Earlier this year, through a landmark legal decision, sign language became a de facto official language in Canada. But in the New Scientist article, "normal" language is defined as excluding sign language, which is like excluding any other language (e.g., French, Cree) from being "normal" language. The article goes on to say:
That concern may be put to rest by the new studies. In one, presented last week at the Bionic Ear Institute in Melbourne, Australia, a team led by Richard Dowell at the University of Melbourne showed that 11 profoundly deaf children who received cochlear implants before the age of 1 had entirely normal language development at least up to age 4 to 5. Language skills were assessed using a battery of tests, including routine tests of comprehension and expression and observing at what age they started different types of babbling and using key words.
Their language development was also superior to a further 36 children who had been implanted at age 1 or 2, suggesting that the earlier the implant is fitted the better. "The kids still don't have normal hearing, but they have normal language. They can have a conversation, make a joke, lie, tease - all those normal things that 4 or 5-year-olds do," says team member Shani Dettman.
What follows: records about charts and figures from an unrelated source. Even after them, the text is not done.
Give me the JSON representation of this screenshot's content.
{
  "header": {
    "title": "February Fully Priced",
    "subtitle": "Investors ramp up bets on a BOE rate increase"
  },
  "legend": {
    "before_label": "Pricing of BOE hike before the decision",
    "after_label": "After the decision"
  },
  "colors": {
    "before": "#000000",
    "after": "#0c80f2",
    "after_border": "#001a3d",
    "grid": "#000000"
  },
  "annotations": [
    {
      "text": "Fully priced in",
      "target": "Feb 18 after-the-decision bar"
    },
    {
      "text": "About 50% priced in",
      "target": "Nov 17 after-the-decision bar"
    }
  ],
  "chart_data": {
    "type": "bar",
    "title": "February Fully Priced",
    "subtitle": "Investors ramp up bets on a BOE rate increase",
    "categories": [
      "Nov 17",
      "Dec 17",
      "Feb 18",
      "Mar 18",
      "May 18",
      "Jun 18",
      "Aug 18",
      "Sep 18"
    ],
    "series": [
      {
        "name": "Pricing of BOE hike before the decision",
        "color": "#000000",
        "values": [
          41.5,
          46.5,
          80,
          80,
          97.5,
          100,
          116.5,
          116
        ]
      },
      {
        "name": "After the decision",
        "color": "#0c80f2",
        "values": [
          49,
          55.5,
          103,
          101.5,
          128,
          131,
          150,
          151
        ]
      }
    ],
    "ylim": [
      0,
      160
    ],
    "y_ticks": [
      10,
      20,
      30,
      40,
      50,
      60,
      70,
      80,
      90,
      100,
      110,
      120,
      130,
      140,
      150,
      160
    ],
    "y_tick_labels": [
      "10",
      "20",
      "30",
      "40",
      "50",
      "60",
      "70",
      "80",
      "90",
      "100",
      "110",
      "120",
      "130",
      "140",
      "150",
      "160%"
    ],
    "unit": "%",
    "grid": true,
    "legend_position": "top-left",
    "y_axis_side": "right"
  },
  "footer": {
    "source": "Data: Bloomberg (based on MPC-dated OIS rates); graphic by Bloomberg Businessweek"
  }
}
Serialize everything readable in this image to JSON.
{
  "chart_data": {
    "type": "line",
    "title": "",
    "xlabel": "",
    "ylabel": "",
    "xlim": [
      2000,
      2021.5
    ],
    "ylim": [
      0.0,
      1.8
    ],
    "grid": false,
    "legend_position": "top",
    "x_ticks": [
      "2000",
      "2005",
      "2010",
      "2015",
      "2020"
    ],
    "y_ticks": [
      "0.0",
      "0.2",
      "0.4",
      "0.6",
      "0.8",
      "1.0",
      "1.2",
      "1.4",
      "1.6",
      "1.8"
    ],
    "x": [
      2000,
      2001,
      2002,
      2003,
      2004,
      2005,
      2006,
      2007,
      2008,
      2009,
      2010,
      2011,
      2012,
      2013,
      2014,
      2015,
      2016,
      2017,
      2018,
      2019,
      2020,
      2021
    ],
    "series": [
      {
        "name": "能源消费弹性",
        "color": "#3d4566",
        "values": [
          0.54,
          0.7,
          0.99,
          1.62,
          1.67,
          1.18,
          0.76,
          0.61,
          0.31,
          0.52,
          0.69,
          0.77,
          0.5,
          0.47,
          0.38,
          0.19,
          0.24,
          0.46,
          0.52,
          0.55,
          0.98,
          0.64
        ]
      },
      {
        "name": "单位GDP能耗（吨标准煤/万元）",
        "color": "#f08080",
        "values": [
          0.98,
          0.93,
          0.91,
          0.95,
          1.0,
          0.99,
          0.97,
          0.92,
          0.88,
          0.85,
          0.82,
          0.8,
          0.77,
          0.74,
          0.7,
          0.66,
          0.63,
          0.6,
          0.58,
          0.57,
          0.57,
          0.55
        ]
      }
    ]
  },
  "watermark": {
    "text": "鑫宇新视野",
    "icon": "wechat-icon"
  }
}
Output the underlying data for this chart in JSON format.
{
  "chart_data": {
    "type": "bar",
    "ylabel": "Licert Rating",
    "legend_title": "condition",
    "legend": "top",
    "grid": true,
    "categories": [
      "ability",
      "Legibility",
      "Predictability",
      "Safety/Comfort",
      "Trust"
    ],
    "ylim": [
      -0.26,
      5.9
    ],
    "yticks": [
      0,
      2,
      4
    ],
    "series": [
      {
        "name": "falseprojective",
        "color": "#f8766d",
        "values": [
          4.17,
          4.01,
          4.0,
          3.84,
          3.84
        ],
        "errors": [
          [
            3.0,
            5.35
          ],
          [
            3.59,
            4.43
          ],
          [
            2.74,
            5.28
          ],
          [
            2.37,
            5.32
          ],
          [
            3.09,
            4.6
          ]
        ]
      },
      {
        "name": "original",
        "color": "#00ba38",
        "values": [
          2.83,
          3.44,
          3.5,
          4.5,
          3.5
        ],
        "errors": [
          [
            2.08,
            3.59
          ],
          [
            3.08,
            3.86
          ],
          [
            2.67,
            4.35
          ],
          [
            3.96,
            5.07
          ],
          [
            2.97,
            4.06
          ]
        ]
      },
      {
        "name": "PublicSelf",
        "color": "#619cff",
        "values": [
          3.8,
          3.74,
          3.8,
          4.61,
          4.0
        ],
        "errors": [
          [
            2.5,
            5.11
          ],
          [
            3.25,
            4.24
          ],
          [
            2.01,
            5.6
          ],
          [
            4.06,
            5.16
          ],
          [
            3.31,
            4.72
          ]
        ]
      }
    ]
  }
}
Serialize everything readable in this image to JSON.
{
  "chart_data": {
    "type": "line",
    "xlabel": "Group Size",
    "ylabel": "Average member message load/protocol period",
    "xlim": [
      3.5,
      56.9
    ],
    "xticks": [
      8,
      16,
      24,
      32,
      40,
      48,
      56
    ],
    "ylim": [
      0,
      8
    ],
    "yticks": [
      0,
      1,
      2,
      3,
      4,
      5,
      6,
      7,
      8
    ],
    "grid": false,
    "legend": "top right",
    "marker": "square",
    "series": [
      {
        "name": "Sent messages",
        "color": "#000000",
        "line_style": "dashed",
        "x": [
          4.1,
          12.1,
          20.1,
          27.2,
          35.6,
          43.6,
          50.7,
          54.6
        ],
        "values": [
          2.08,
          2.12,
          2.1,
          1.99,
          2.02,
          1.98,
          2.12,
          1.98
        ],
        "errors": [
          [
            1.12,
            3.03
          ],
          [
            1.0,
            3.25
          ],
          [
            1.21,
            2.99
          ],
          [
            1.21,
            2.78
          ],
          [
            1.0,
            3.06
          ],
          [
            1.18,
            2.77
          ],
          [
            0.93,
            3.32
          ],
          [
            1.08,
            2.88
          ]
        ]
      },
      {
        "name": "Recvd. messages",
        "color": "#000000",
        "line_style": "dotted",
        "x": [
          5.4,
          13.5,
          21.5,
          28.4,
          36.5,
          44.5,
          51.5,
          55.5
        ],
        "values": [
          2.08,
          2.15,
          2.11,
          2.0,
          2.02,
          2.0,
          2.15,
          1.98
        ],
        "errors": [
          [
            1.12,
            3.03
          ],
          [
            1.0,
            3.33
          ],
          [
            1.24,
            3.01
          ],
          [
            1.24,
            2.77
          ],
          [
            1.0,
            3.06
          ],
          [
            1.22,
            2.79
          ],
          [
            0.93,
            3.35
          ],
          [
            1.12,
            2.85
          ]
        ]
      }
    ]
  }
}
Again, "normal" language is defined as excluding sign language. Then there is the implication that native signing deaf children can't have conversations, make jokes, etc. Only children who have "normal" language (meaning, not sign language) can do these things. The New Scientist goes on to quote a researcher, Ann Geers, who was involved in another study reporting the effectiveness of very early implantation:
Geers agrees deaf culture may be under threat, but says "there is no hostility here. People are doing this so that deaf people can live in the hearing world, marry who they like, and work where they like, and so that hearing parents can have their children as part of their culture. But it must seem like genocide to the deaf."
Now deaf people who remain deaf are not only considered to lack "normal" language, their basic human rights have vanished. They can no longer marry who they like or work where they like. That is, they lack some of the very basic human rights that benefit and protect non-deaf people and which non-deaf people can take for granted. "Hostility" is beside the point.
Setting aside arguments about culture, this is a demonstration of how human rights disappear. A group of people has their essential human differences pathologized. Their basic human qualities are then denied--because their differences have become unacceptable. A treatment is then promoted that promises to eradicate their pathology and make them normal, or at least make them appear to be as normal as possible. When a human difference is classified as a pathology and then declared treatable, those having this difference--in this case, deaf people--no longer have rights as themselves.
This is how the human rights of homosexuals would have disappeared if Ivar Lovaas' NIH-funded Feminine Boy Project had not been challenged as to its ethics--versus its effectiveness--by behaviour analysts and others (some information about the UCLA FBP is here and here).
According to Canada's autism advocates, criticizing ABA programs is reprehensible. But if no one had criticized the apparently "effective" FBP, the world would look very different right now. As I've written elsewhere, we would not have recently had a political debate resulting in the acceptance of same-sex marriage in Canada. We would instead have desperate parents using the Canadian Charter of Rights and Freedoms--our highest law--to demand that governments fund "medically necessary" Lovaas homosexuality treatment. We would have all our national political parties, including our federal government, supporting "homosexuality advocates" in their demands for a "National Homosexuality Strategy" with an emphasis on surveillance, early diagnosis and treatment of this treatable--provided treatment starts early enough, and is sufficiently intensive--pathology.
(You can find an excellent discussion about cochlear implants and the rights of deaf people in this Canadian Medical Association Journal article.)